In truth, anti-Zionists aren’t being condemned as “not properly Jewish” or “not real Jews,” at least not often. Even the articles Magid linked to were for the most part not calling Jewish anti-Zionists “bad Jews” or “not real Jews.” It is telling that the article Magid quoted that most illustrates his complaints was written in large part by Natan Sharansky, the heroic Soviet Jew who spent nine years as a political prisoner in the USSR. On the other hand, this article only called anti-Zionists “indecent” and argued that anti-Zionism is anti-Semitism. Indeed, this is the biggest criticism of the anti-Zionists, whether they are Jews or not: anti-Semitism.

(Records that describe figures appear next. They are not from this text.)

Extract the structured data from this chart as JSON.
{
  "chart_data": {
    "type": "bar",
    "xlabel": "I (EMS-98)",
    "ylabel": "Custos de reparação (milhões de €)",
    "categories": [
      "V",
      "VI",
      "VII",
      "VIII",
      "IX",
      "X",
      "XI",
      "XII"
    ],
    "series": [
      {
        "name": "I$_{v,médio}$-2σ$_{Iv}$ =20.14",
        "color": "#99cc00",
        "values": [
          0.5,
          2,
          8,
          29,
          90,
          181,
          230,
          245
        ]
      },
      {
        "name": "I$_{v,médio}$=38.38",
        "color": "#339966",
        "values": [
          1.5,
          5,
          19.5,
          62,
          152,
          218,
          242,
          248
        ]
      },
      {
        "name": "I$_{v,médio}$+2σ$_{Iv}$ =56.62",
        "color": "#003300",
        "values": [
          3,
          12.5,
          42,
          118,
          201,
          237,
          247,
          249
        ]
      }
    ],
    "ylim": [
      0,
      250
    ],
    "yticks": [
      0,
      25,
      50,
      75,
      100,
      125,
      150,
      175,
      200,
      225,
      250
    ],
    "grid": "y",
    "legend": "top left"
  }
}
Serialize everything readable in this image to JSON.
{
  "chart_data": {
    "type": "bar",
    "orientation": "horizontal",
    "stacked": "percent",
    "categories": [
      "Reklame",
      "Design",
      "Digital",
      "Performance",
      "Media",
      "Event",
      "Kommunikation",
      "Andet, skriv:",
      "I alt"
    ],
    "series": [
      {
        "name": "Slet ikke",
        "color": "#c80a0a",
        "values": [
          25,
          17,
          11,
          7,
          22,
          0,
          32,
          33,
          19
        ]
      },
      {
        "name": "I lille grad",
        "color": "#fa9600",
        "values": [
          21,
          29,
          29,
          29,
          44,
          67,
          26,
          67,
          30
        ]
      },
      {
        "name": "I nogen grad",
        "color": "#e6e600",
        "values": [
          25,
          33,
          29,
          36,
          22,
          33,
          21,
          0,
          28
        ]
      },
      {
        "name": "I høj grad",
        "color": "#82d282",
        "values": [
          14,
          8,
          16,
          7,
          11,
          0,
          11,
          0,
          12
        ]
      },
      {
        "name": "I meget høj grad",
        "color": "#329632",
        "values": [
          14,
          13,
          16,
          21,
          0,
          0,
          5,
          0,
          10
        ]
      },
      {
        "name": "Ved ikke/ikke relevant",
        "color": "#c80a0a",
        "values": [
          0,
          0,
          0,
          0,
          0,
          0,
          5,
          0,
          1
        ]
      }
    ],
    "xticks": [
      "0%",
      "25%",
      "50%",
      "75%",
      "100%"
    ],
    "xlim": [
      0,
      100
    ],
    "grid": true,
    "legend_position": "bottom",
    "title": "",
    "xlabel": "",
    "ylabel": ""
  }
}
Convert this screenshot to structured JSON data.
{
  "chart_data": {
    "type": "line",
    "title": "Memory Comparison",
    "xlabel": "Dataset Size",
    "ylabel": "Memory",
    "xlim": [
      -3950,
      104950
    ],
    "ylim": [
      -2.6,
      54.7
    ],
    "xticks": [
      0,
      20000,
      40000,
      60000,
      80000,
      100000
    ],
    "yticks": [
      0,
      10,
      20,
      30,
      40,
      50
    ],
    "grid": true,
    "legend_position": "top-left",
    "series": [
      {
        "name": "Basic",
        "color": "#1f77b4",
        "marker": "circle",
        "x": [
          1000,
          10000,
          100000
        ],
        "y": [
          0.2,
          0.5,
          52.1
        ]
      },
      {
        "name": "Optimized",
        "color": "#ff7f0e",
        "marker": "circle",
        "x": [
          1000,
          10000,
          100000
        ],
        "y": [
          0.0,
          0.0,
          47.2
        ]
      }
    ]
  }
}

Perhaps it seems odd that here a group of Jews and a specifically Jewish publication are characterized as anti-Semitic. Anti-Zionism is anti-Semitism, at least in practice, even when the anti-Zionist has fond feelings for the Jewish people. As noted above, struggling for the abolition of the Jewish state either endangers (for Israelis) or removes the possibility of escape to (for Jews living precarious lives in oppressive states) safety for the majority of the world’s Jewish community. An ideology should be characterized by its results. In theory, Maoism sounds nice and egalitarian; in practice it is a death cult. Anti-Zionism has many iterations in theory, but in practice would lead to millions of dead or oppressed Jews living with dhimmi status. Magid writes in his essay, “I want to take the argument about anti-Zionism being antithetical to one’s Jewishness seriously.” He should take more seriously the argument that anti-Zionism is antithetical to millions of Jewish lives; he would then have a better understanding of why many Jews frown upon anti-Zionists.

Maybe this is what offends the Jewish anti-Zionist the most, the idea that they are themselves engaged in anti-Semitism, even if they are descended, as is Norman Finkelstein, from Holocaust survivors, even if they are themselves stellar Jews (however that is interpreted). This is not a concept  unique to the Jewish community. One of the most popular left-wing writers on racism, Ibram Kendi, for example, makes the argument that Black people can in fact be racist, and they do so each time they support a racist policy. You can agree or disagree with Kendi on systemic racism and which policies are racist, but here his argument is sound: if you support policies or ideologies that are racist, you’re being a racist. And, analgously, if you support anti-Semitic ideologies, you’re being an anti-Semite, regardless of how good of a Jew you are.

Maybe that is what is most troubling to left-wing anti-Zionists.